Set the correct neuron to be recorded
The correct neuron should be chosen to base plotting on that produces an intended grid pattern firing with move_fullspace. This can be done by setting “sel_nrn” in gridscore_sim_run_local.m. The grid pattern results can be viewed by running the standard project parameters with gridscore_sim_run_local.m. This also reports a gridscore and other statistics. The plot can be used, along with testing different neurons to base the plot on, to see which one creates a grid pattern that is wanted.
Set place cell input
The pc_to_grc_g_fast and pc_level parameters should be set to appropriate levels for using in the intended parameter exploration grid pattern plot.
Run the parameter exploration script
After the settings have been configured, the auto_mod_iz.sh or auto_mod_tm.sh script should be run. Optionally, a user can check some files to ensure the process is running as expected. For instance, with a text editor that updates documents in real time, e.g., Sublime Text, a user can open generate_config_state.cpp with that editor (assuming parameters selected are ones that will change in that file), and observe the software change the parameters in real time as the software runs its experiments.
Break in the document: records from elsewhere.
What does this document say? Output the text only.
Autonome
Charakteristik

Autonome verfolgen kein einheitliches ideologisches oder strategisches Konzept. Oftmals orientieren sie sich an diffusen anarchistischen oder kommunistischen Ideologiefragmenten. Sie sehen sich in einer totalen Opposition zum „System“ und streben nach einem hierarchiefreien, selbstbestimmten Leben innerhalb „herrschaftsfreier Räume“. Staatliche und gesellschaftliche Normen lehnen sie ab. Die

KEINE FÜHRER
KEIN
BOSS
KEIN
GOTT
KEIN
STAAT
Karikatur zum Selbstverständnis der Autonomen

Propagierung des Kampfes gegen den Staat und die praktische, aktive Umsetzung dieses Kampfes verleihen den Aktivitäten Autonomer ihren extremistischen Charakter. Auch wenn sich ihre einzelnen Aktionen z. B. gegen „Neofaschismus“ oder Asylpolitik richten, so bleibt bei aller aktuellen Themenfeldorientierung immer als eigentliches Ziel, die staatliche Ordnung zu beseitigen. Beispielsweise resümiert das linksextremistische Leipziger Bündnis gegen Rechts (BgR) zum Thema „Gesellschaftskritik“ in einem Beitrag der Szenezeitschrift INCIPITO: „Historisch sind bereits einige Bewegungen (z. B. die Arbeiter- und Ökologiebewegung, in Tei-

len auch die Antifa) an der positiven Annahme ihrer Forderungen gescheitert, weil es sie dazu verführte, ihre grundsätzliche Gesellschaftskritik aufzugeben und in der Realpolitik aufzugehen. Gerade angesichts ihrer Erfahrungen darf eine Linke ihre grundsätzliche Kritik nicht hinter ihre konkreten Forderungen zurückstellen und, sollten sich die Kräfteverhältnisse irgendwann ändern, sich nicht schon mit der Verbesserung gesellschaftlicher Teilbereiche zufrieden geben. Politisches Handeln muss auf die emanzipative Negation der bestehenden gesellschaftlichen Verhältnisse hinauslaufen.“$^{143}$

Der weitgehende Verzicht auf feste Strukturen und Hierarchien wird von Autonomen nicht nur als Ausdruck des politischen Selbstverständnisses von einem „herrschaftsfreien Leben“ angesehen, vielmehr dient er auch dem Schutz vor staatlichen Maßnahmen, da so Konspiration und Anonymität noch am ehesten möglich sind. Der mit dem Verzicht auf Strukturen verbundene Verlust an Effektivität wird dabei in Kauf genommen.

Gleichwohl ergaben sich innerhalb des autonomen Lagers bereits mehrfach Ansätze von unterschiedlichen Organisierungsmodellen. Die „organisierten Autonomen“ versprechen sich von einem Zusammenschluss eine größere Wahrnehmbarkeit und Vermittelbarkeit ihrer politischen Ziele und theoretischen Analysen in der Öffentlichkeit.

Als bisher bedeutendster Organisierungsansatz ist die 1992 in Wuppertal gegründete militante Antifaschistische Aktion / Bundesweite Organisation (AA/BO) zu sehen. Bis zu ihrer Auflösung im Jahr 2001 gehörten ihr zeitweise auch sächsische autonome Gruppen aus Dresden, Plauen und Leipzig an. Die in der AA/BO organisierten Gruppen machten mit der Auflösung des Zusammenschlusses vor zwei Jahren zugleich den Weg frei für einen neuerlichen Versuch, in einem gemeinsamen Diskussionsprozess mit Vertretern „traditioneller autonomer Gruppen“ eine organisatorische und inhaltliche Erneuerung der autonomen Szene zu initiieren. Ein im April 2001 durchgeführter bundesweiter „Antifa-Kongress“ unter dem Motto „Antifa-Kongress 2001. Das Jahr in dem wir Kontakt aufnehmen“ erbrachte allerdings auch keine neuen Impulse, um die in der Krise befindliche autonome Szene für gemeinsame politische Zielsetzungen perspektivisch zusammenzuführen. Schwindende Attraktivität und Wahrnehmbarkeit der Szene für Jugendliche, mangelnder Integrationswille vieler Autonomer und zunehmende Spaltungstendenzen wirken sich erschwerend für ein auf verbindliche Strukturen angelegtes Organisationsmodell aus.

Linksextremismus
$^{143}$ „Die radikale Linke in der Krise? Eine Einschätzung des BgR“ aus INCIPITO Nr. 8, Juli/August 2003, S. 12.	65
Also, the results files, such as gridness_score.txt can be viewed to see the results accumulate over time.
The results that can be created are grid scores in gridness_score.txt, trajectory plots in the high_res_traj directory, rate map plots in the scripts directory, and parameter records in param_records.txt. To save the plots to files ensure the options save_plot and save_traj_plot in gridscore_sim_run_local.m are set to 1. To save the grid scores to the txt file, ensure save_gridscore_file is set 1.
Plotting
The file gridness_score.txt can be used for plotting grid score results. The script add_gridscore_params.sh will add the parameter values tested to the gridness_score.txt file. A user needs to copy param1_vals and param2_vals from the params_config file in the add_gridscore_params.sh script to prepare it for entering the values. Once that is done the script should be run. gridness_score.txt will then contain the parameter values and can be plotted using the instructions in the parameter exploration plotting documentation.
Example supercomputer script
An example script that could be used to run parameter exploration on a supercomputer is:filename: slurm_wrapper.sh
#!/bin/bash
#SBATCH --partition=gpuq
#SBATCH --qos=gpu
#SBATCH --gres=gpu:1g.10gb:1
#SBATCH --ntasks-per-node=1
#SBATCH --job-name="pe_tm_1"
#SBATCH --time=0-24:00:00
#SBATCH --output /scratch/username/gc_sim/param_explore_tm_1_results.txt
#SBATCH --mem=5G
./auto_mod_tm.sh
This computing job is submitted from the directory with auto_mod_tm.sh on the supercomputer so that it will run auto_mod_tm.sh from the directory. For example, the directory could be proj_dir/param_explore_tm_1/scripts/param_explore/.
The job was submitted by:
$ sbatch ./slurm_wrapper.sh
Results were checked to see that it was working with:
$ tail /scratch/username/gc_sim/param_explore_tm_1_results.txt
Details about parameter exploration in the article
Parameter exploration work in the article used a movement path that covered much of an environment in a short time and real animal experiments last notably longer in time. An area of future work can be to find ways to computationally explore parameters efficiently with the use of full animal experiment recording times. Since such full times can be greater than two hours, the alternative trajectory that covers a large portion of the environment in 4.2 minutes of animal movement time is used, and that makes tests that sweep parameter ranges computationally practical. Computational processing time, including generating grid scores, caused pairwise testing of nine values per parameter to take approximately 16 hours of computing to create the plots in the article’s Fig. 2A-D. Plots of full time and parameter exploration versions can be seen in the article’s Fig. S2. Some results of parameters can be different if run for the full time but future advances in computing methods would be needed for such testing to occur in an efficient manner.